Opinião José Paulo Cavalcanti Filho: Intervenção militar já José Paulo Cavalcanti Filho é jurista e membro da Academia Pernambucana de Letras

Publicado em: 14/07/2017 07:24 Atualizado em:

Domingo passado, bem cedinho, dois carros de som atrapalharam o sono das vizinhanças do Primeiro Jardim. Com gravações de antigas canções da caserna. Sobretudo o Hino da Independência (Já podeis, da Pátria filhos). Bem na frente, a faixa “Intervenção Militar Já”. Outras, “Pátria e Família”, “SOS Forças Armadas”, “Não à Lei de Imigração”. E “Quem Concorda Buzina”. Quase ninguém buzinou, graças ao bom Deus. Protegendo a trupe de quase 50 cidadãos, alguns carros da Polícia Militar. Não foram necessários, ainda bem. Porque ninguém foi lá protestar. Por não valer a pena, talvez.

Parte desse grupo, sobretudo aqueles mais jovens, não tem ciência do que aconteceu verdadeiramente nos 20 anos de chumbo inaugurados em 1964. Corrupção, por exemplo, naquele tempo foi farta. O que levou o governo, em 1968, a editar o Decreto-Lei 359. Criando uma CGI para promover o confisco dos bens adquiridos de maneira ilícita. Por militares e agregados. Não foi suficiente. A farra continuou. Tanto que, em 1970, o major Waldyr Coelho, Coordenador da Oban (braço clandestino da repressão), propôs, ao Comando do II Exército, uma Oban específica contra essa corrupção (documento ACE 16.645-70, AN). A diferença para hoje é que não se sabia dos submundos, então. Por conta da censura.

Mortos e desaparecidos foram 434. Todos minunciosamente descritos, vidas e mortes, no Relatório da Comissão Nacional da Verdade – da qual fiz parte. De Abelardo Rausch de Alcântara até Zuleika Angel Jones. Houve tortura, também. Convertida em política de Estado. Nossas polícias, acostumadas a ser violentas apenas com traficantes e ladrões de carro, tiveram que recorrer a especialistas estrangeiros. Da França, vieram veteranos de guerra da Argélia. Da Inglaterra, das lutas contra o IRA. De lá, veio a novidade das torturas psicológicas. Com as “Five Techniques”. Alternando: 1. Manter a pessoa de pé, por muitas horas, em frente a uma parede; 2. Encapuzar; 3. Sujeitar a grandes barulhos; 4. Impedir o sono; 5. Oferecer pouca comida e água.
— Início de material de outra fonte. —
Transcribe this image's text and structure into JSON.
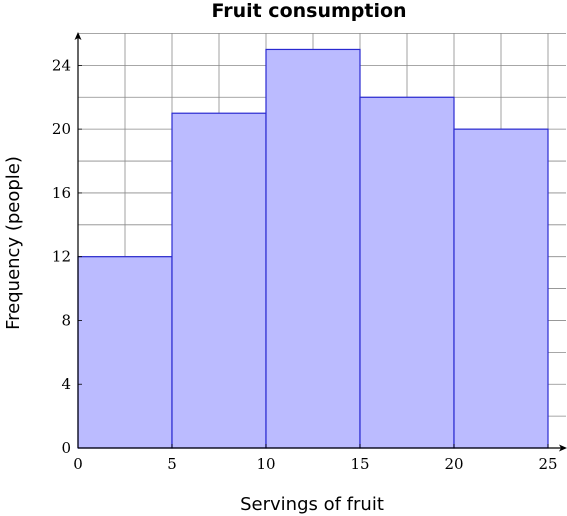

Dos Estados Unidos, também. Militares brasileiros foram treinados no Latin American Training Center: Ground Division, que os States mantinham no Panamá. Quem quiser ver seus nomes basta ir ao Arquivo CNV 00092.003322/2014-32. O coronel Paulo Malhães, em depoimento que nos deu, justificou. Sem denotar constrangimentos. Ou arrependimentos. “A tortura é um meio. O senhor tem que me apertar para eu contar. Então, a tortura é válida”.
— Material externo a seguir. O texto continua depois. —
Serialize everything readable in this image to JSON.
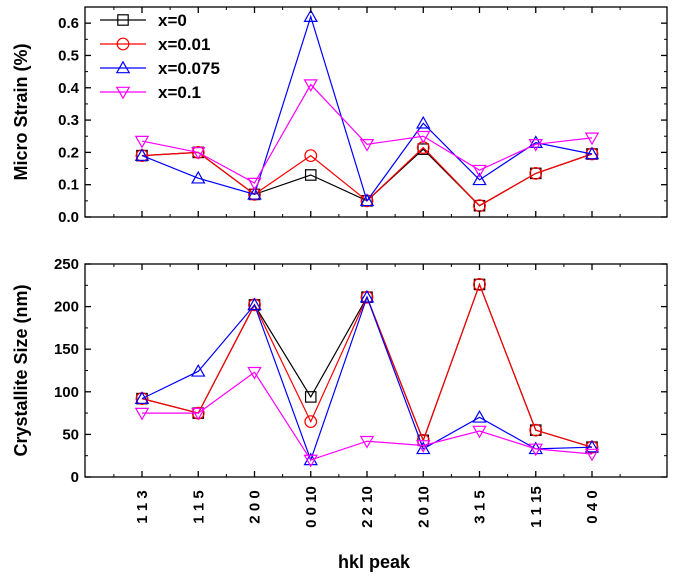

Há provas de que pelo menos 1.843 pessoas (o número real é bem maior) foram submetidas a sevícias. Parte delas não sobreviveu. Entre as modalidades de torturas físicas estavam Afogamento – derramar água com querosene, amoníaco ou outro líquido no nariz da vítima, já pendurada de cabeça para baixo. Animais – lançados sobre o torturado ou introduzidos em alguma parte do seu corpo. Choque Elétrico – numa das máquinas usadas constava inscrição Donated by the people of United States. Pau de Arara – a vítima ficava suspensa por um travessão, com braços e pés atados, sofrendo afogamento, choques elétricos e sevícias sexuais. Produtos Químicos – para fazer o torturado confessar, ao produzir alterações na consciência. Telefone – mãos em concha nos dois ouvidos, ao mesmo tempo, até a perda dos sentidos, em muitos casos com rompimento dos tímpanos e surdez permanente. 

Ainda Cadeira do Dragão. Churrasquinho. Coroa de Cristo. Corredor Polonês. Crucificação. Enforcamento. Éter. Geladeira. Palmatória. Poço de Petróleo. Soro da Verdade. Sufocamento. E outros. Essas técnicas estão descritas com detalhes nas páginas 366/375 de nosso Relatório.  É bom que os jovens de hoje saibam, antes de pedir a volta do antigo regime. Porque esse passado foi duro demais, sujo demais, vergonhoso demais e indigno demais para ser esquecido tão cedo.